Ramaswamy’s literary endeavors won him fame and an audience, but they’ve been far less lucrative. His first book, Woke, Inc.: Inside Corporate America's Social Justice Scam, appeared on the New York Times’ bestseller list for three weeks after publishing in August 2021. His sequel – Nation of Victims: Identity Politics, the Death of Merit, and the Path Back to Excellence – followed in September 2022, but it doesn’t appear to have done as well. It never made the Times’ bestseller list, and it has received fewer than 300 reviews on Amazon, compared to over 3,300 for Woke, Inc. Ramaswamy has made less than $1 million from book royalties, Forbes estimates.

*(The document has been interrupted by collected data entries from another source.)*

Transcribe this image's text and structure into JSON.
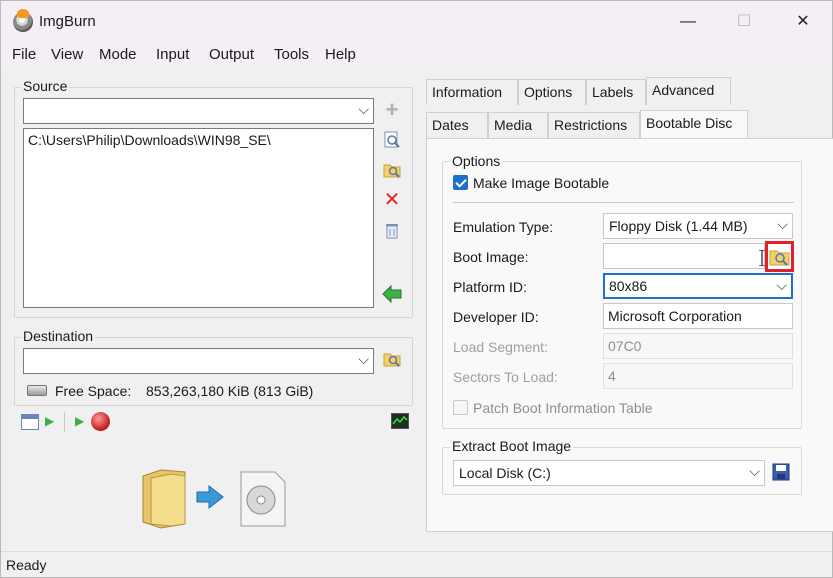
{
  "window": {
    "title": "ImgBurn",
    "minimize_glyph": "—",
    "maximize_glyph": "☐",
    "close_glyph": "✕"
  },
  "menu": [
    "File",
    "View",
    "Mode",
    "Input",
    "Output",
    "Tools",
    "Help"
  ],
  "source": {
    "label": "Source",
    "combo_value": "",
    "list_items": [
      "C:\\Users\\Philip\\Downloads\\WIN98_SE\\"
    ]
  },
  "destination": {
    "label": "Destination",
    "combo_value": "",
    "free_space_label": "Free Space:",
    "free_space_value": "853,263,180 KiB  (813 GiB)"
  },
  "tabs": {
    "row1": [
      "Information",
      "Options",
      "Labels",
      "Advanced"
    ],
    "row2": [
      "Dates",
      "Media",
      "Restrictions",
      "Bootable Disc"
    ]
  },
  "options": {
    "label": "Options",
    "make_bootable_label": "Make Image Bootable",
    "make_bootable_checked": true
  },
  "fields": {
    "emulation_type_label": "Emulation Type:",
    "emulation_type_value": "Floppy Disk (1.44 MB)",
    "boot_image_label": "Boot Image:",
    "boot_image_value": "",
    "platform_id_label": "Platform ID:",
    "platform_id_value": "80x86",
    "developer_id_label": "Developer ID:",
    "developer_id_value": "Microsoft Corporation",
    "load_segment_label": "Load Segment:",
    "load_segment_value": "07C0",
    "sectors_to_load_label": "Sectors To Load:",
    "sectors_to_load_value": "4",
    "patch_boot_label": "Patch Boot Information Table",
    "patch_boot_checked": false
  },
  "extract": {
    "label": "Extract Boot Image",
    "drive_value": "Local Disk (C:)"
  },
  "status": {
    "text": "Ready"
  },
  "icons": {
    "add": "+",
    "remove": "✕",
    "arrow_down": "⌵",
    "play": "▶"
  },
  "colors": {
    "highlight_box": "#e0202a",
    "accent_blue": "#1f6fcf"
  }
}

Ramaswamy likely has some cash from his early hedge fund days. He joined QVT Financial LP, a $2.2 billion (current assets under management) hedge fund, in 2007 after graduating from Harvard. His successful bets on pharma stocks, some of which occurred while he was moonlighting as a Yale Law School student, were sufficiently impressive for QVT to name Ramaswamy as a partner in 2013 at age 28, though he left the firm within two years–and with QVT’s financial backing–to eventually start Roivant. Ramaswamy does not appear to have splurged on luxuries, besides a home in Ohio he bought for $2 million in 2021.

If his presidential bid doesn’t pan out, there could still be lucrative opportunities for him in politics, like by landing a gig at Fox News, where he’s been a frequent guest. Or by continuing to pick fights with companies he deems too “woke” at Strive Asset Management, where a cofounder most recently waded into the controversy surrounding Bud Light’s partnership with transgender activist Dylan Mulvaney, in a Wall Street Journal opinion piece arguing for “staying out of politics and telling employees to do the same.”

"He always came to class ready to argue,” David Grewal, one of Ramaswamy’s Yale law professors, told Forbes in 2015. “He likes arguing."